Parliamentarians were updated on progress and findings of the Pathway to a Cure inquiry at this morning’s meeting of the All-Party Parliamentary Group on Brain Tumours (APPGBT).
The inquiry, which Brain Tumour Research is proud to be providing secretariat, was launched in July 2021 to assess the funding issues for brain tumour research which persist and the barriers which continue to be identified, and to provide recommendations to address these barriers and ensure sustainable funding. Panel members in attendance today included Hilary Benn, Holly Mumby-Croft and Lord Polak.
Our Chief Executive Sue Farrington Smith MBE updated attendees on the inquiry progress made so far, including evidence shared from the Tessa Jowell Brain Cancer Mission (TJBCM) and National Cancer Research Institute (NCRI) which outline the current funding landscape, and provide suggestions for what needs to be done to accelerate brain tumour research.

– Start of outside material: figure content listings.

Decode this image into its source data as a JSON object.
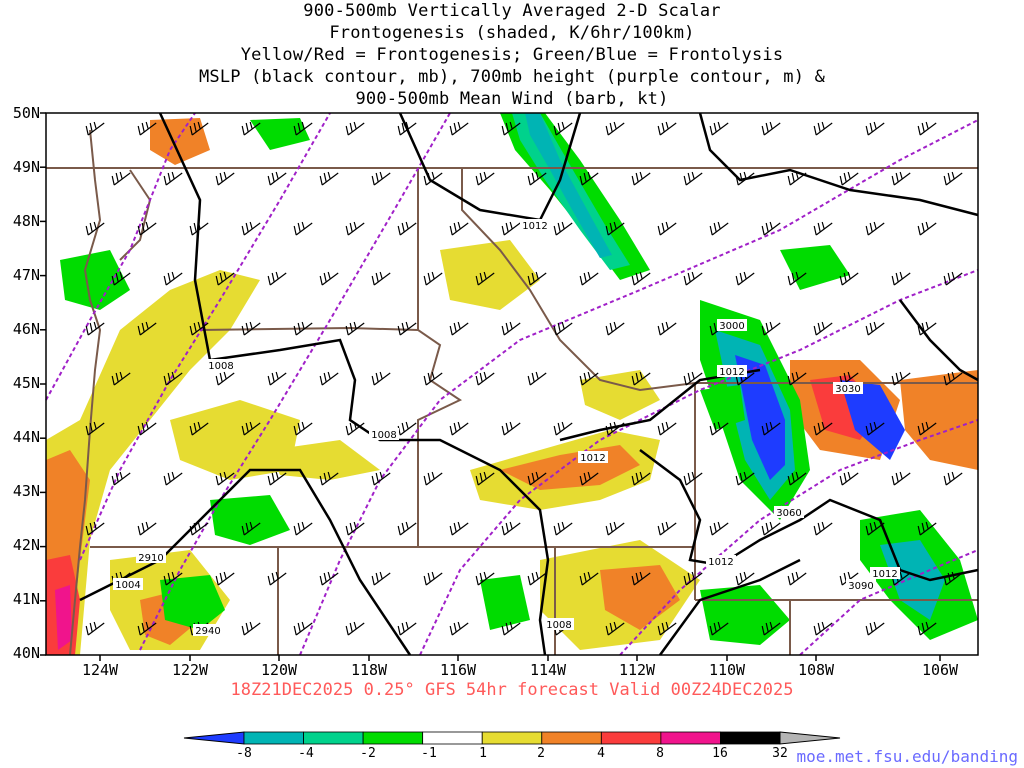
{
  "title": {
    "lines": [
      "900-500mb Vertically Averaged 2-D Scalar",
      "Frontogenesis (shaded, K/6hr/100km)",
      "Yellow/Red = Frontogenesis;  Green/Blue = Frontolysis",
      "MSLP (black contour, mb), 700mb height (purple contour, m) &",
      "900-500mb Mean Wind (barb, kt)"
    ]
  },
  "valid_line": "18Z21DEC2025 0.25° GFS 54hr forecast Valid 00Z24DEC2025",
  "credit": "moe.met.fsu.edu/banding",
  "axes": {
    "lat_labels": [
      "50N",
      "49N",
      "48N",
      "47N",
      "46N",
      "45N",
      "44N",
      "43N",
      "42N",
      "41N",
      "40N"
    ],
    "lon_labels": [
      "124W",
      "122W",
      "120W",
      "118W",
      "116W",
      "114W",
      "112W",
      "110W",
      "108W",
      "106W"
    ]
  },
  "mslp_labels": [
    "1012",
    "1008",
    "1008",
    "1012",
    "1012",
    "1012",
    "1012",
    "1008",
    "1004"
  ],
  "height_labels": [
    "3000",
    "3030",
    "3060",
    "3090",
    "2910",
    "2940"
  ],
  "colorbar": {
    "labels": [
      "-8",
      "-4",
      "-2",
      "-1",
      "1",
      "2",
      "4",
      "8",
      "16",
      "32"
    ],
    "colors": [
      "#1e3cff",
      "#00b4b4",
      "#00d28c",
      "#00dc00",
      "#ffffff",
      "#e6dc32",
      "#f08228",
      "#fa3c3c",
      "#f0148c",
      "#000000",
      "#b4b4b4"
    ]
  }
}
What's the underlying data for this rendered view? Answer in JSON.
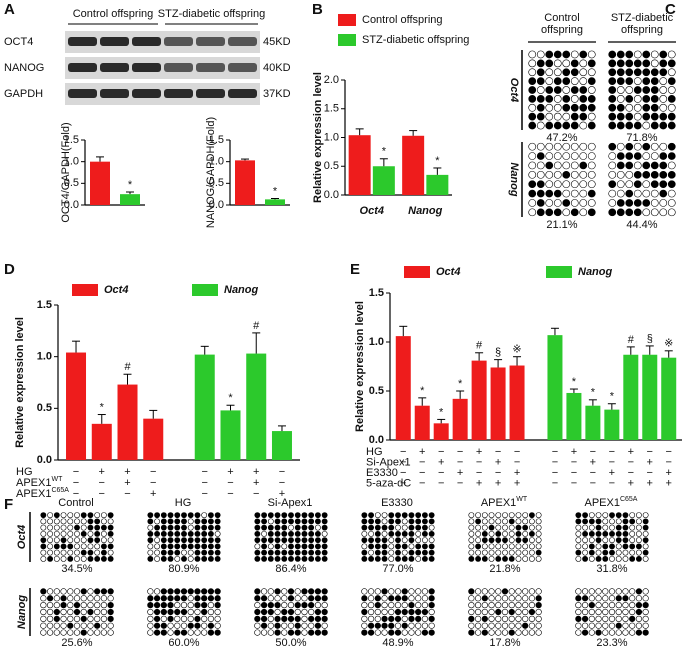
{
  "panels": [
    "A",
    "B",
    "C",
    "D",
    "E",
    "F"
  ],
  "blot": {
    "groups": [
      "Control offspring",
      "STZ-diabetic offspring"
    ],
    "rows": [
      {
        "name": "OCT4",
        "size": "45KD"
      },
      {
        "name": "NANOG",
        "size": "40KD"
      },
      {
        "name": "GAPDH",
        "size": "37KD"
      }
    ]
  },
  "chart_data": [
    {
      "type": "bar",
      "ylabel": "OCT4/GAPDH(Fold)",
      "values": [
        1.0,
        0.25
      ],
      "errors": [
        0.11,
        0.05
      ],
      "annotations": [
        null,
        "*"
      ],
      "colors": [
        "#ee1c1c",
        "#2cc92c"
      ],
      "ylim": [
        0,
        1.5
      ],
      "yticks": [
        {
          "value": 0,
          "label": "0.0"
        },
        {
          "value": 0.5,
          "label": "0.5"
        },
        {
          "value": 1.0,
          "label": "1.0"
        },
        {
          "value": 1.5,
          "label": "1.5"
        }
      ]
    },
    {
      "type": "bar",
      "ylabel": "NANOG/GAPDH(Fold)",
      "values": [
        1.03,
        0.13
      ],
      "errors": [
        0.03,
        0.02
      ],
      "annotations": [
        null,
        "*"
      ],
      "colors": [
        "#ee1c1c",
        "#2cc92c"
      ],
      "ylim": [
        0,
        1.5
      ],
      "yticks": [
        {
          "value": 0,
          "label": "0.0"
        },
        {
          "value": 0.5,
          "label": "0.5"
        },
        {
          "value": 1.0,
          "label": "1.0"
        },
        {
          "value": 1.5,
          "label": "1.5"
        }
      ]
    },
    {
      "type": "bar",
      "ylabel": "Relative expression level",
      "categories": [
        "Oct4",
        "Nanog"
      ],
      "series": [
        {
          "name": "Control offspring",
          "color": "#ee1c1c",
          "values": [
            1.04,
            1.03
          ],
          "errors": [
            0.11,
            0.09
          ],
          "annotations": [
            null,
            null
          ]
        },
        {
          "name": "STZ-diabetic offspring",
          "color": "#2cc92c",
          "values": [
            0.5,
            0.35
          ],
          "errors": [
            0.13,
            0.12
          ],
          "annotations": [
            "*",
            "*"
          ]
        }
      ],
      "ylim": [
        0,
        2.0
      ],
      "yticks": [
        {
          "value": 0,
          "label": "0.0"
        },
        {
          "value": 0.5,
          "label": "0.5"
        },
        {
          "value": 1.0,
          "label": "1.0"
        },
        {
          "value": 1.5,
          "label": "1.5"
        },
        {
          "value": 2.0,
          "label": "2.0"
        }
      ]
    },
    {
      "type": "bar",
      "ylabel": "Relative expression level",
      "series": [
        {
          "name": "Oct4",
          "color": "#ee1c1c",
          "values": [
            1.04,
            0.35,
            0.73,
            0.4
          ],
          "errors": [
            0.11,
            0.09,
            0.1,
            0.08
          ],
          "annotations": [
            null,
            "*",
            "#",
            null
          ]
        },
        {
          "name": "Nanog",
          "color": "#2cc92c",
          "values": [
            1.02,
            0.48,
            1.03,
            0.28
          ],
          "errors": [
            0.08,
            0.05,
            0.2,
            0.05
          ],
          "annotations": [
            null,
            "*",
            "#",
            null
          ]
        }
      ],
      "treatments": [
        {
          "name": "HG",
          "signs": [
            "−",
            "+",
            "+",
            "−",
            "−",
            "+",
            "+",
            "−"
          ]
        },
        {
          "name": {
            "base": "APEX1",
            "sup": "WT"
          },
          "signs": [
            "−",
            "−",
            "+",
            "−",
            "−",
            "−",
            "+",
            "−"
          ]
        },
        {
          "name": {
            "base": "APEX1",
            "sup": "C65A"
          },
          "signs": [
            "−",
            "−",
            "−",
            "+",
            "−",
            "−",
            "−",
            "+"
          ]
        }
      ],
      "ylim": [
        0,
        1.5
      ],
      "yticks": [
        {
          "value": 0,
          "label": "0.0"
        },
        {
          "value": 0.5,
          "label": "0.5"
        },
        {
          "value": 1.0,
          "label": "1.0"
        },
        {
          "value": 1.5,
          "label": "1.5"
        }
      ]
    },
    {
      "type": "bar",
      "ylabel": "Relative expression level",
      "series": [
        {
          "name": "Oct4",
          "color": "#ee1c1c",
          "values": [
            1.06,
            0.35,
            0.17,
            0.42,
            0.81,
            0.74,
            0.76
          ],
          "errors": [
            0.1,
            0.08,
            0.04,
            0.08,
            0.08,
            0.08,
            0.09
          ],
          "annotations": [
            null,
            "*",
            "*",
            "*",
            "#",
            "§",
            "※"
          ]
        },
        {
          "name": "Nanog",
          "color": "#2cc92c",
          "values": [
            1.07,
            0.48,
            0.35,
            0.31,
            0.87,
            0.87,
            0.84
          ],
          "errors": [
            0.07,
            0.04,
            0.06,
            0.06,
            0.08,
            0.09,
            0.07
          ],
          "annotations": [
            null,
            "*",
            "*",
            "*",
            "#",
            "§",
            "※"
          ]
        }
      ],
      "treatments": [
        {
          "name": "HG",
          "signs": [
            "−",
            "+",
            "−",
            "−",
            "+",
            "−",
            "−",
            "−",
            "+",
            "−",
            "−",
            "+",
            "−",
            "−"
          ]
        },
        {
          "name": "Si-Apex1",
          "signs": [
            "−",
            "−",
            "+",
            "−",
            "−",
            "+",
            "−",
            "−",
            "−",
            "+",
            "−",
            "−",
            "+",
            "−"
          ]
        },
        {
          "name": "E3330",
          "signs": [
            "−",
            "−",
            "−",
            "+",
            "−",
            "−",
            "+",
            "−",
            "−",
            "−",
            "+",
            "−",
            "−",
            "+"
          ]
        },
        {
          "name": "5-aza-dC",
          "signs": [
            "−",
            "−",
            "−",
            "−",
            "+",
            "+",
            "+",
            "−",
            "−",
            "−",
            "−",
            "+",
            "+",
            "+"
          ]
        }
      ],
      "ylim": [
        0,
        1.5
      ],
      "yticks": [
        {
          "value": 0,
          "label": "0.0"
        },
        {
          "value": 0.5,
          "label": "0.5"
        },
        {
          "value": 1.0,
          "label": "1.0"
        },
        {
          "value": 1.5,
          "label": "1.5"
        }
      ]
    }
  ],
  "methylation_c": {
    "genes": [
      "Oct4",
      "Nanog"
    ],
    "groups": [
      {
        "name": [
          "Control",
          "offspring"
        ],
        "pct": [
          "47.2%",
          "21.1%"
        ]
      },
      {
        "name": [
          "STZ-diabetic",
          "offspring"
        ],
        "pct": [
          "71.8%",
          "44.4%"
        ]
      }
    ]
  },
  "methylation_f": {
    "genes": [
      "Oct4",
      "Nanog"
    ],
    "groups": [
      {
        "name": "Control",
        "pct": [
          "34.5%",
          "25.6%"
        ]
      },
      {
        "name": "HG",
        "pct": [
          "80.9%",
          "60.0%"
        ]
      },
      {
        "name": "Si-Apex1",
        "pct": [
          "86.4%",
          "50.0%"
        ]
      },
      {
        "name": "E3330",
        "pct": [
          "77.0%",
          "48.9%"
        ]
      },
      {
        "name": {
          "base": "APEX1",
          "sup": "WT"
        },
        "pct": [
          "21.8%",
          "17.8%"
        ]
      },
      {
        "name": {
          "base": "APEX1",
          "sup": "C65A"
        },
        "pct": [
          "31.8%",
          "23.3%"
        ]
      }
    ]
  }
}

There was also feedback following a call for written evidence of researchers’ experiences, existing barriers and suggestions for solutions and two oral evidence sessions, with a number of issues identified. These include lack of funding and models which are not fit for purpose, lack of feedback to researchers during application, and a lack of understanding about the unique challenges facing brain tumour researchers. There was an overwhelming agreement that there are significant barriers to building a long-term career in brain tumour research.
Future sessions of the inquiry will include paediatricians, industry, the charity sector and Government funders, and the resulting report will be published in 2023.
The Brain Tumour Charity also presented on the latest national results from its Improving Brain Tumour Care surveys, which have identified some significant gaps and variations in NHS care. Capturing the experiences of almost 1,500 people, the survey has, in particular, identified key issues in access to Clinical Nurse Specialists and the provision of Holistic Needs Assessments to help identify patients’ unique care needs in research participation.